While there’s no shortage of biographical material to shift thru, this 1996 interview with Terrascope’s Paul Simmons is one of my favorites.

How did the ‘Needle Of Death’ song from your first album come about? Was it written for anyone in particular?

It was written for a guy called Buck Polly who was on the folk scene down here in London. He was a friend of Alex Campbell and I got to know him quite well. If Alex and I were going along to a gig, Buck would be the one who would drive you to the gig. He used to buy old vintage cars, do them up and then sell them, so the cars you’d be driven around in were great – it was quite a noisy affair, what with the type of car and a load of drunken folk singers in the back! Yeah that song was written for Buck, he had some problems; I don’t really like singing it, I find it very depressing. I re-recorded in the seventies when I was signed to Charisma. I think there may be another version knocking about somewhere as well.
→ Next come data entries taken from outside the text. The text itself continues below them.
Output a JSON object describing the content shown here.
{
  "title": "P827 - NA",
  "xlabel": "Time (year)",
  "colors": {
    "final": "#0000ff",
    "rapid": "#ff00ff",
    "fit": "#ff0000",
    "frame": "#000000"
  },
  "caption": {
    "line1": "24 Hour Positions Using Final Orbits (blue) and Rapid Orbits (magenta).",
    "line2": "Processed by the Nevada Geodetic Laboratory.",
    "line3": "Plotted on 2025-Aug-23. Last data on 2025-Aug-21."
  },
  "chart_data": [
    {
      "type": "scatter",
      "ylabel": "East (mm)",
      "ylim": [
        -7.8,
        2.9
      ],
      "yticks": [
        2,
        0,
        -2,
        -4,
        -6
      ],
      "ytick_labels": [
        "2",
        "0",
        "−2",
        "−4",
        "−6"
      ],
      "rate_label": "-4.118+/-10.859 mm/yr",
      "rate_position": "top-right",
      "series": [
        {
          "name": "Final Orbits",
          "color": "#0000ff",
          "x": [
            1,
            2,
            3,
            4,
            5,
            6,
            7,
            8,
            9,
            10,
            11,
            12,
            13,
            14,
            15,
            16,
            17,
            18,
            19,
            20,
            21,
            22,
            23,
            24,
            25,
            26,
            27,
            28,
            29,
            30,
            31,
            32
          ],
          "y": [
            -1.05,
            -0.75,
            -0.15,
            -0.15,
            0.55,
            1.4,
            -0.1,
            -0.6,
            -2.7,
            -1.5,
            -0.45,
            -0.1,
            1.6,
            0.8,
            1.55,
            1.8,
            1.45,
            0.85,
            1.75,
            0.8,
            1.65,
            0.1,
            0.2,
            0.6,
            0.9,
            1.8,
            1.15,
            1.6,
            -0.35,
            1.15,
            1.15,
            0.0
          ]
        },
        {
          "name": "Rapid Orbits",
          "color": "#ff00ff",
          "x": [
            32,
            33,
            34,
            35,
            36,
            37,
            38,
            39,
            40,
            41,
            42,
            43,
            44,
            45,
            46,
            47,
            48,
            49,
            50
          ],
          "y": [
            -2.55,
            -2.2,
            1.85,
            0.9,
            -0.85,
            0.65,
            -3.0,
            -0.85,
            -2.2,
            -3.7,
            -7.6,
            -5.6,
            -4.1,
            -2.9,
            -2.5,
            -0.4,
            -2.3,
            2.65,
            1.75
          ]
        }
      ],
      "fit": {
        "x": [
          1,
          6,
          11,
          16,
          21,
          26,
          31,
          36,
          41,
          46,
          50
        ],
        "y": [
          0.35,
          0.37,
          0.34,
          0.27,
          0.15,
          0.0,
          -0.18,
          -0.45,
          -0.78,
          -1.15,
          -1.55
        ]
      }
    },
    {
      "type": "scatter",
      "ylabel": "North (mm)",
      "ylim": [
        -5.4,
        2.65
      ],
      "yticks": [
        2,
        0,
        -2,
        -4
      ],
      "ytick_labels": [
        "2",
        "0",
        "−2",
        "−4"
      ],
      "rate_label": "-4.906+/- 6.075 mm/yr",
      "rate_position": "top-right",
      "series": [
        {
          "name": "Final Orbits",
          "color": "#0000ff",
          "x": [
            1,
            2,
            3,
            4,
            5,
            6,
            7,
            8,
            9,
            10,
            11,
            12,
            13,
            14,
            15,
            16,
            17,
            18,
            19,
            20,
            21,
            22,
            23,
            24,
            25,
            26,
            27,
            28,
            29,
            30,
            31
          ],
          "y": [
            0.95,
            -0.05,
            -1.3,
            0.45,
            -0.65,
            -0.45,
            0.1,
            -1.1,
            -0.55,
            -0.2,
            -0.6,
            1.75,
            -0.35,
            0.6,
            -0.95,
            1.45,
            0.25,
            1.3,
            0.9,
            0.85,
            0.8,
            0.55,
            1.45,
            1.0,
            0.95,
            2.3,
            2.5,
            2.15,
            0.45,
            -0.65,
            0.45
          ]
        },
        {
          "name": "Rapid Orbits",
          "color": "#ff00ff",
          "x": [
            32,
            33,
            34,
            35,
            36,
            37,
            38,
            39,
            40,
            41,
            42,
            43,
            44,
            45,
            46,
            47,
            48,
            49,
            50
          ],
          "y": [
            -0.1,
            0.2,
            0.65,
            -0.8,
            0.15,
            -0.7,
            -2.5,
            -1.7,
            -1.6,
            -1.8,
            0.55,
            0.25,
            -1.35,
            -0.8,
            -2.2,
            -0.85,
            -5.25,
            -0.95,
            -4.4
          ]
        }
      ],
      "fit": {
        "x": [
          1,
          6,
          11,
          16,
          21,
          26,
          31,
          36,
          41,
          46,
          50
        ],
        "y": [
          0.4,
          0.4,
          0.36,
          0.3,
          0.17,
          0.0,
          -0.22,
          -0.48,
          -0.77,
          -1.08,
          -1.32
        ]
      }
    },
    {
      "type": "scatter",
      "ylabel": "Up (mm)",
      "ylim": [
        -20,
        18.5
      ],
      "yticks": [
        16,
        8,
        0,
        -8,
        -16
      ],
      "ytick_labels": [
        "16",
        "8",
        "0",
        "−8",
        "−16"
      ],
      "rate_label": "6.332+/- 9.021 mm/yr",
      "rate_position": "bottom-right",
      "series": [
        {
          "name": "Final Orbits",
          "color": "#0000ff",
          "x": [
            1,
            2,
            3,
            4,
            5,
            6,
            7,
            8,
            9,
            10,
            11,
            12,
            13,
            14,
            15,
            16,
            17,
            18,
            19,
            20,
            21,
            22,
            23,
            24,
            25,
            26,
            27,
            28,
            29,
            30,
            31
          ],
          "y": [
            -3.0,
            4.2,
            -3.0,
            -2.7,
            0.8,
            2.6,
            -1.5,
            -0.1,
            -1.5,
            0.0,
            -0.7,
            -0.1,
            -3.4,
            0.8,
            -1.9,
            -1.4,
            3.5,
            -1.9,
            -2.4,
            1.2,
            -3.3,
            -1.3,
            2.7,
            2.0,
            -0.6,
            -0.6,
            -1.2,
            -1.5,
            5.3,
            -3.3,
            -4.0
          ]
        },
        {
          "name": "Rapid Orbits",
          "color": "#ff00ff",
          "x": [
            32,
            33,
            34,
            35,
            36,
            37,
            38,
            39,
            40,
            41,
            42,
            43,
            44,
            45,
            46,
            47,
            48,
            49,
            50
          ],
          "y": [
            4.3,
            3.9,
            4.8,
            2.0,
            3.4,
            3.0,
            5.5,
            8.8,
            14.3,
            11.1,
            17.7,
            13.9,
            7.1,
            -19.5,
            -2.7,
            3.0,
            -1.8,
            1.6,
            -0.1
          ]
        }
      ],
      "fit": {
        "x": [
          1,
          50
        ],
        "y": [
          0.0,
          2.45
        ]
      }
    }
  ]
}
Is it true that you used to use a teaspoon bent round your thumb as a guitar pick?

Hmm, yeah well if I couldn’t buy a pick or find one, I’d go into the kitchen and pick up the nearest spoon that was pliable, as it were, to bend round my thumb. The thing was, I saw an old film of Big Bill Broonzy playing in a Paris nightclub and he was using a thumb pick. From then on, I always used a thumb pick when I played. Whether it was a good thing or not I don’t know!

How would you like to be remembered?

When I finally give up the ghost, as long as I’ve left behind enough songs for people to listen to, I think that’ll be enough. I’d like to document them all one day as well – maybe a job for when I retire! Apart from that, who knows!